Bhavesh Shah, RPh, BCOP: Similar to Kathy’s approach, we would actually work with our local payers to see if we can negotiate a preference based on our preference. If not, then we may have to carry 1 or 2 for formulary. We’ve been pretty fortunate in the market in Massachusetts, where we’re able to use 98% of the formularies that we have for biosimilars across various institutions.

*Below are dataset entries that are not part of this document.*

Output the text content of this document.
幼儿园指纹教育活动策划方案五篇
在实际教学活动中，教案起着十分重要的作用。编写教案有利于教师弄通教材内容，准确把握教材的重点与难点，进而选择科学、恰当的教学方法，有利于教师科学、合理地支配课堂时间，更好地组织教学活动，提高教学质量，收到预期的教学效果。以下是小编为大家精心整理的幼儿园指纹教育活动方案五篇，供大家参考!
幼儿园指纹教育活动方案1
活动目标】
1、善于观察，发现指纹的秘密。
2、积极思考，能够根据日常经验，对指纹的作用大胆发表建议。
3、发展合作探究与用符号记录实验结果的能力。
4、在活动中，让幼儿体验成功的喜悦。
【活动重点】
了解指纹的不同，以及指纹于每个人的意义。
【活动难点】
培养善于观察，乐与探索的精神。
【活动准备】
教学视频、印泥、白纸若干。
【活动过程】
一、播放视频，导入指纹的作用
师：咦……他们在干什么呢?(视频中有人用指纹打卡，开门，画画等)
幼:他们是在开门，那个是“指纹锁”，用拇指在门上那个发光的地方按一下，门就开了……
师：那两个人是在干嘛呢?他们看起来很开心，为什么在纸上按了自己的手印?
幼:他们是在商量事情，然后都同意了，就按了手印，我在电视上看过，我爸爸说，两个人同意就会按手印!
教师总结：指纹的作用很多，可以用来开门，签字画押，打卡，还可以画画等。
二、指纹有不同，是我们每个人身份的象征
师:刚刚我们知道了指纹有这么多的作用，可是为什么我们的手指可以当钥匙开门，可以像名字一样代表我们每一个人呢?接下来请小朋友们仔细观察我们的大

Bruce Feinberg, DO: All right.

Michael Diaz, MD: In my practice, in an ideal world, you would like to try to have everyone agree on 1 biosimilar option. It just makes things much simpler and reduces chances of errors in any shape or form. In the future—say, if we have 10 or 12 different options available and we have different payers saying that they’re only going to provide 1 over the other option, and it’s not necessarily 1 that’s our preferred—obviously, we’re going to try to do everything we can to encourage acceptance of our preferred medication. I think everything else may have to be on a case-by-case basis.

If it’s something that is not economically viable and puts us underwater and they’re not willing to budge, then we might not be able to treat that patient. It’s just that simple. If it’s something we could permit and it’s not an alternative that would put us underwater, we might be willing to entertain it. We haven’t faced that reality yet because there isn’t that wide number of biosimilar options.

There’s going to be a bit of a wait and see as things evolve, but we’re always going to be pushing for 1 preferred biosimilar option.